In the current (fifth) year of sales, the Cruze has sold 1404 units in 10 months (Oct-July; ref Oct launch month). Life would not be pleasant for the managers, as the Indian Cruze needs to limp around for more than one more year before a replacement model reignites sales.
However, the managers may not be too worried. GM India has a reputation of treating its employees rather nicely – most senior managers spend a long time at GM India, irrespective of the failures of the company or products. Clearly, the jobs are satisfying and enriching.
To its credit, GM India has always been very complimentary to its senior executives. Many years back, an outgoing CEO was complimented for the successful launch of the Chevrolet Forester in India.
To put it in the right perspective, the Forester sold so badly in India that “Where to source Chevrolet Forester spare parts?” are high-ranking threads on automotive forums.
Hot Balloon Strategy
Over the years, GM India has used the ‘hot-balloon strategy’ quite well. Under the strategy, when one product (hot balloon) fizzles out, the local management cooks up some reasons and starts preparing for the next hot balloon, promising that it would be the one to take the company higher.

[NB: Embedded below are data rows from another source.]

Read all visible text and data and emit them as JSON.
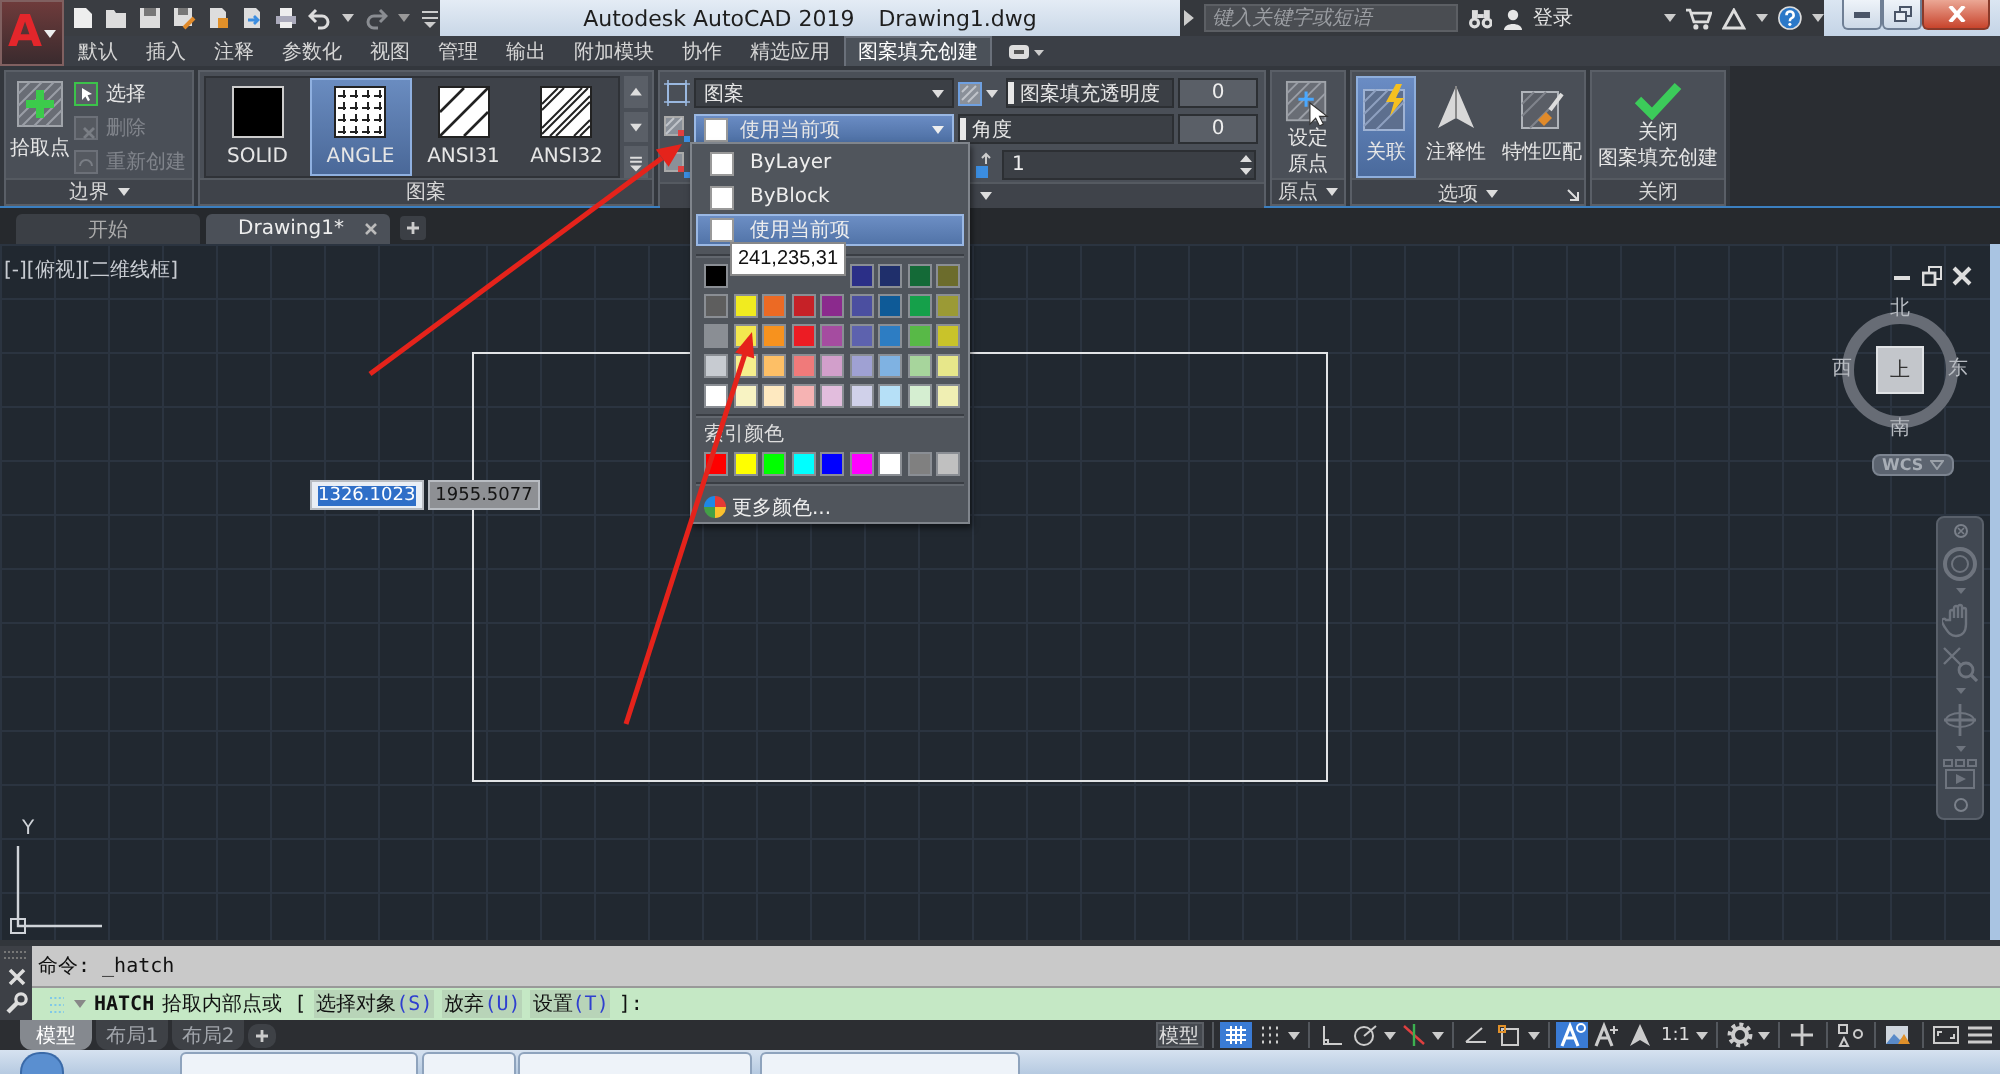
{
  "app_menu": {
    "label": "A"
  },
  "title_bar": {
    "app": "Autodesk AutoCAD 2019",
    "file": "Drawing1.dwg",
    "search": {
      "placeholder": "键入关键字或短语"
    },
    "sign_in": "登录"
  },
  "ribbon_tabs": [
    {
      "label": "默认",
      "selected": false
    },
    {
      "label": "插入",
      "selected": false
    },
    {
      "label": "注释",
      "selected": false
    },
    {
      "label": "参数化",
      "selected": false
    },
    {
      "label": "视图",
      "selected": false
    },
    {
      "label": "管理",
      "selected": false
    },
    {
      "label": "输出",
      "selected": false
    },
    {
      "label": "附加模块",
      "selected": false
    },
    {
      "label": "协作",
      "selected": false
    },
    {
      "label": "精选应用",
      "selected": false
    },
    {
      "label": "图案填充创建",
      "selected": true
    }
  ],
  "boundary_panel": {
    "title": "边界",
    "pick_points": "拾取点",
    "tools": [
      {
        "kind": "select",
        "label": "选择",
        "disabled": false
      },
      {
        "kind": "remove",
        "label": "删除",
        "disabled": true
      },
      {
        "kind": "recreate",
        "label": "重新创建",
        "disabled": true
      }
    ]
  },
  "pattern_panel": {
    "title": "图案",
    "patterns": [
      {
        "kind": "solid",
        "label": "SOLID",
        "selected": false
      },
      {
        "kind": "angle",
        "label": "ANGLE",
        "selected": true
      },
      {
        "kind": "ansi31",
        "label": "ANSI31",
        "selected": false
      },
      {
        "kind": "ansi32",
        "label": "ANSI32",
        "selected": false
      }
    ]
  },
  "properties_panel": {
    "hatch_type": "图案",
    "hatch_color": {
      "value": "使用当前项",
      "expanded": true
    },
    "transparency": {
      "label": "图案填充透明度",
      "value": "0",
      "level": 0
    },
    "angle": {
      "label": "角度",
      "value": "0",
      "level": 0
    },
    "scale": {
      "value": "1"
    }
  },
  "origin_panel": {
    "title": "原点",
    "button": [
      "设定",
      "原点"
    ]
  },
  "options_panel": {
    "title": "选项",
    "buttons": [
      {
        "kind": "associative",
        "label": "关联",
        "selected": true
      },
      {
        "kind": "annotative",
        "label": "注释性",
        "selected": false
      },
      {
        "kind": "match",
        "label": "特性匹配",
        "selected": false
      }
    ]
  },
  "close_panel": {
    "title": "关闭",
    "button": [
      "关闭",
      "图案填充创建"
    ]
  },
  "file_tabs": [
    {
      "label": "开始",
      "selected": false
    },
    {
      "label": "Drawing1*",
      "selected": true
    }
  ],
  "viewport": {
    "label": "[-][俯视][二维线框]",
    "ucs_axis": "Y",
    "dynamic_input": [
      {
        "value": "1326.1023",
        "selected": true
      },
      {
        "value": "1955.5077",
        "selected": false
      }
    ],
    "viewcube": {
      "north": "北",
      "south": "南",
      "west": "西",
      "east": "东",
      "face": "上",
      "coordinate_system": "WCS"
    }
  },
  "color_dropdown": {
    "options": [
      {
        "label": "ByLayer",
        "selected": false
      },
      {
        "label": "ByBlock",
        "selected": false
      },
      {
        "label": "使用当前项",
        "selected": true
      }
    ],
    "palette": [
      [
        {
          "color": "#000000"
        },
        {
          "color": "#2b2f87"
        },
        {
          "color": "#1f2f6b"
        },
        {
          "color": "#146a37"
        },
        {
          "color": "#6c6c2c"
        }
      ],
      [
        {
          "color": "#5e5e5e"
        },
        {
          "color": "#f1eb1f"
        },
        {
          "color": "#ec6a24"
        },
        {
          "color": "#c62127"
        },
        {
          "color": "#8b2a8d"
        },
        {
          "color": "#4b4fa0"
        },
        {
          "color": "#0e5a97"
        },
        {
          "color": "#15a04a"
        },
        {
          "color": "#9b9a35"
        }
      ],
      [
        {
          "color": "#8a8e94"
        },
        {
          "color": "#f3e74f"
        },
        {
          "color": "#f7921e"
        },
        {
          "color": "#ec1c24"
        },
        {
          "color": "#a54ca0"
        },
        {
          "color": "#5d62ae"
        },
        {
          "color": "#2d7dc3"
        },
        {
          "color": "#58b947"
        },
        {
          "color": "#c9c32a"
        }
      ],
      [
        {
          "color": "#c7cbd1"
        },
        {
          "color": "#f6ef8c"
        },
        {
          "color": "#fdbf66"
        },
        {
          "color": "#f07a7a"
        },
        {
          "color": "#d29fcb"
        },
        {
          "color": "#9fa1d3"
        },
        {
          "color": "#7fb2e2"
        },
        {
          "color": "#a7d59c"
        },
        {
          "color": "#e7e78a"
        }
      ],
      [
        {
          "color": "#ffffff"
        },
        {
          "color": "#f8f3c3"
        },
        {
          "color": "#fee9c0"
        },
        {
          "color": "#f6b3b3"
        },
        {
          "color": "#e2bddd"
        },
        {
          "color": "#d0d1ea"
        },
        {
          "color": "#b6e0f7"
        },
        {
          "color": "#d5eed1"
        },
        {
          "color": "#f0efb3"
        }
      ]
    ],
    "tooltip": "241,235,31",
    "index_colors_label": "索引颜色",
    "index_colors": [
      {
        "color": "#ff0000"
      },
      {
        "color": "#ffff00"
      },
      {
        "color": "#00ff00"
      },
      {
        "color": "#00ffff"
      },
      {
        "color": "#0000ff"
      },
      {
        "color": "#ff00ff"
      },
      {
        "color": "#ffffff"
      },
      {
        "color": "#808080"
      },
      {
        "color": "#c0c0c0"
      }
    ],
    "more_colors": "更多颜色..."
  },
  "command_line": {
    "history": "命令: _hatch",
    "command": "HATCH",
    "prompt": "拾取内部点或 [",
    "options": [
      {
        "label": "选择对象",
        "key": "(S)"
      },
      {
        "label": "放弃",
        "key": "(U)"
      },
      {
        "label": "设置",
        "key": "(T)"
      }
    ],
    "prompt_end": "]:"
  },
  "layout_tabs": [
    {
      "label": "模型",
      "selected": true
    },
    {
      "label": "布局1",
      "selected": false
    },
    {
      "label": "布局2",
      "selected": false
    }
  ],
  "status_bar": {
    "space": "模型",
    "tool_groups": [
      [
        {
          "kind": "grid",
          "on": true,
          "menu": false
        },
        {
          "kind": "snap",
          "on": false,
          "menu": true
        }
      ],
      [
        {
          "kind": "ortho",
          "on": false,
          "menu": false
        },
        {
          "kind": "polar",
          "on": false,
          "menu": true
        },
        {
          "kind": "isodraft",
          "on": false,
          "menu": true
        }
      ],
      [
        {
          "kind": "otrack",
          "on": false,
          "menu": false
        },
        {
          "kind": "osnap",
          "on": false,
          "menu": true
        }
      ],
      [
        {
          "kind": "annovis",
          "on": true,
          "menu": false
        },
        {
          "kind": "autoscale",
          "on": false,
          "menu": false
        },
        {
          "kind": "annoscale",
          "on": false,
          "menu": false
        },
        {
          "kind": "scale",
          "label": "1:1",
          "on": false,
          "menu": true
        }
      ],
      [
        {
          "kind": "workspace",
          "on": false,
          "menu": true
        }
      ],
      [
        {
          "kind": "plus",
          "on": false,
          "menu": false
        }
      ],
      [
        {
          "kind": "isolate",
          "on": false,
          "menu": false
        }
      ],
      [
        {
          "kind": "hardware",
          "on": false,
          "menu": false
        }
      ],
      [
        {
          "kind": "cleanscreen",
          "on": false,
          "menu": false
        },
        {
          "kind": "customize",
          "on": false,
          "menu": false
        }
      ]
    ]
  }
}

So when the Corsa Sail flopped, the Aveo U-VA was around the corner. The Sail twins later replaced the Aveo twins and now we have the Amber platform waiting in the wings to spin out a hatchback, compact sedan and compact SUV.
What does the future hold?
The problem is that the Amber is a few years away. Does GM have enough firepower to stay relevant till the Amber arrives?
Deepesh Rathore, lead analyst at EMMAAA is quite blunt about GM’s chances. He feels that as the Indian market matures, a few multi-national brands are likely to bow out. Unfortunately, GM India’s chances don’t augur well.
“The only thing they have is deep pockets. But money and patience are not limitless commodities,” argues Rathore.
To its credit, GM has taken some positive steps, including exporting out of India, starting with the Beat hatchback to Chile. More exports may follow while the product side would be bolstered with facelifts. The Cruze replacement is a few quarters away and so is the next generation Beat.
Would the two keep GM India relevant?